Unreadable legacy code. When the code interacting with a table is a 3000-line file with no clear structure, even an LLM struggles to extract coherent documentation from it.
Validation. Everything an LLM produces must be validated by someone who knows the domain. Agents do the heavy lifting, but validation, correction and adding business context remain essential and irreplaceable. And as I often say, we’re responsible for how we use AI, and that includes validating what it produces.
The Complete Workflow#
In practice:
- You give your agents the source database schema dump and the application code
- The agents produce documented YAML files, table by table
- A human reviews, corrects errors, adds missing business context
- The corrected YAMLs become the source definitions in dbt
- Metadata is pushed to Snowflake via
persist_docs - Classifications feed governance policies
Total time? For a database with a few hundred tables: a few days of agents plus a few days of human review. Without agents, that’s weeks or months of manual work that nobody wants to do.

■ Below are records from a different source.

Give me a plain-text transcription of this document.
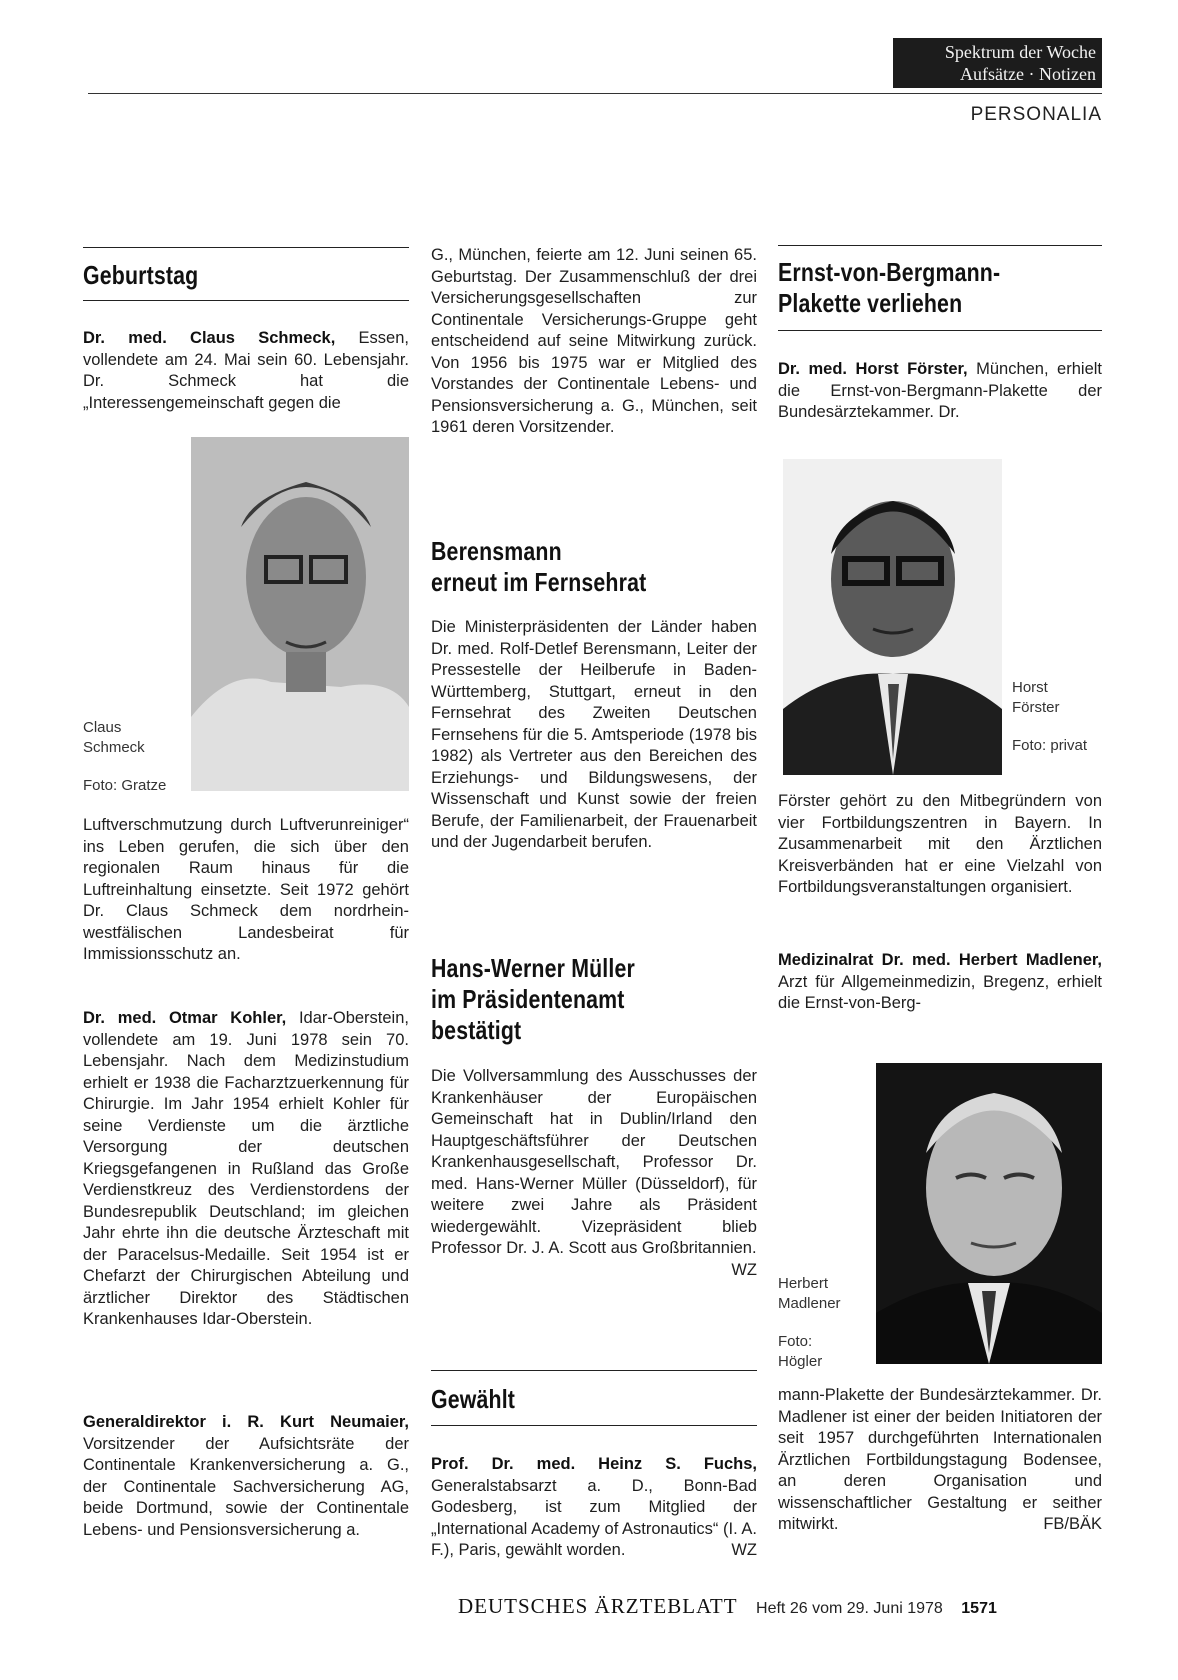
Spektrum der Woche
Aufsätze · Notizen
PERSONALIA
Geburtstag
Dr. med. Claus Schmeck, Essen, vollendete am 24. Mai sein 60. Lebensjahr. Dr. Schmeck hat die „Interessengemeinschaft gegen die
Claus
Schmeck
Foto: Gratze
Luftverschmutzung durch Luftverunreiniger“ ins Leben gerufen, die sich über den regionalen Raum hinaus für die Luftreinhaltung einsetzte. Seit 1972 gehört Dr. Claus Schmeck dem nordrhein-westfälischen Landesbeirat für Immissionsschutz an.
Dr. med. Otmar Kohler, Idar-Oberstein, vollendete am 19. Juni 1978 sein 70. Lebensjahr. Nach dem Medizinstudium erhielt er 1938 die Facharztzuerkennung für Chirurgie. Im Jahr 1954 erhielt Kohler für seine Verdienste um die ärztliche Versorgung der deutschen Kriegsgefangenen in Rußland das Große Verdienstkreuz des Verdienstordens der Bundesrepublik Deutschland; im gleichen Jahr ehrte ihn die deutsche Ärzteschaft mit der Paracelsus-Medaille. Seit 1954 ist er Chefarzt der Chirurgischen Abteilung und ärztlicher Direktor des Städtischen Krankenhauses Idar-Oberstein.
Generaldirektor i. R. Kurt Neumaier, Vorsitzender der Aufsichtsräte der Continentale Krankenversicherung a. G., der Continentale Sachversicherung AG, beide Dortmund, sowie der Continentale Lebens- und Pensionsversicherung a.
G., München, feierte am 12. Juni seinen 65. Geburtstag. Der Zusammenschluß der drei Versicherungsgesellschaften zur Continentale Versicherungs-Gruppe geht entscheidend auf seine Mitwirkung zurück. Von 1956 bis 1975 war er Mitglied des Vorstandes der Continentale Lebens- und Pensionsversicherung a. G., München, seit 1961 deren Vorsitzender.
Berensmann
erneut im Fernsehrat
Die Ministerpräsidenten der Länder haben Dr. med. Rolf-Detlef Berensmann, Leiter der Pressestelle der Heilberufe in Baden-Württemberg, Stuttgart, erneut in den Fernsehrat des Zweiten Deutschen Fernsehens für die 5. Amtsperiode (1978 bis 1982) als Vertreter aus den Bereichen des Erziehungs- und Bildungswesens, der Wissenschaft und Kunst sowie der freien Berufe, der Familienarbeit, der Frauenarbeit und der Jugendarbeit berufen.
Hans-Werner Müller
im Präsidentenamt
bestätigt
Die Vollversammlung des Ausschusses der Krankenhäuser der Europäischen Gemeinschaft hat in Dublin/Irland den Hauptgeschäftsführer der Deutschen Krankenhausgesellschaft, Professor Dr. med. Hans-Werner Müller (Düsseldorf), für weitere zwei Jahre als Präsident wiedergewählt. Vizepräsident blieb Professor Dr. J. A. Scott aus Großbritannien.
WZ
Gewählt
Prof. Dr. med. Heinz S. Fuchs, Generalstabsarzt a. D., Bonn-Bad Godesberg, ist zum Mitglied der „International Academy of Astronautics“ (I. A. F.), Paris, gewählt worden.	WZ
Ernst-von-Bergmann-
Plakette verliehen
Dr. med. Horst Förster, München, erhielt die Ernst-von-Bergmann-Plakette der Bundesärztekammer. Dr.
Horst
Förster
Foto: privat
Förster gehört zu den Mitbegründern von vier Fortbildungszentren in Bayern. In Zusammenarbeit mit den Ärztlichen Kreisverbänden hat er eine Vielzahl von Fortbildungsveranstaltungen organisiert.
Medizinalrat Dr. med. Herbert Madlener, Arzt für Allgemeinmedizin, Bregenz, erhielt die Ernst-von-Berg-
Herbert
Madlener
Foto:
Högler
mann-Plakette der Bundesärztekammer. Dr. Madlener ist einer der beiden Initiatoren der seit 1957 durchgeführten Internationalen Ärztlichen Fortbildungstagung Bodensee, an deren Organisation und wissenschaftlicher Gestaltung er seither mitwirkt.	FB/BÄK
DEUTSCHES ÄRZTEBLATT Heft 26 vom 29. Juni 1978 1571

One last practical tip: if you’re going to do this, go all in. Full reverse-engineering prompt, deep thinking mode enabled, systematic table-by-table review. This means burning a few million tokens with our friends at OpenAI, Anthropic or Google, but it’s a one-time investment for a long-lasting asset. Run it overnight. In the morning, you have a first version of documentation for your entire bronze layer, and you didn’t have to manually work through a single legacy_field_42 yourself.
The Lesson#
Source documentation is one of the best use cases for LLMs in data engineering. It’s not glamorous, it’s not machine learning, it’s not data science. It’s foundational work, tedious but essential, that LLMs do well because it’s systematic, the context is in the code, and the output is structured.
And unlike other LLM applications, here validation is straightforward: a data engineer or backend developer can verify the produced documentation in a few minutes per table. Errors are easy to spot and correct.
It’s not magic. It’s just a good tool applied to the right problem.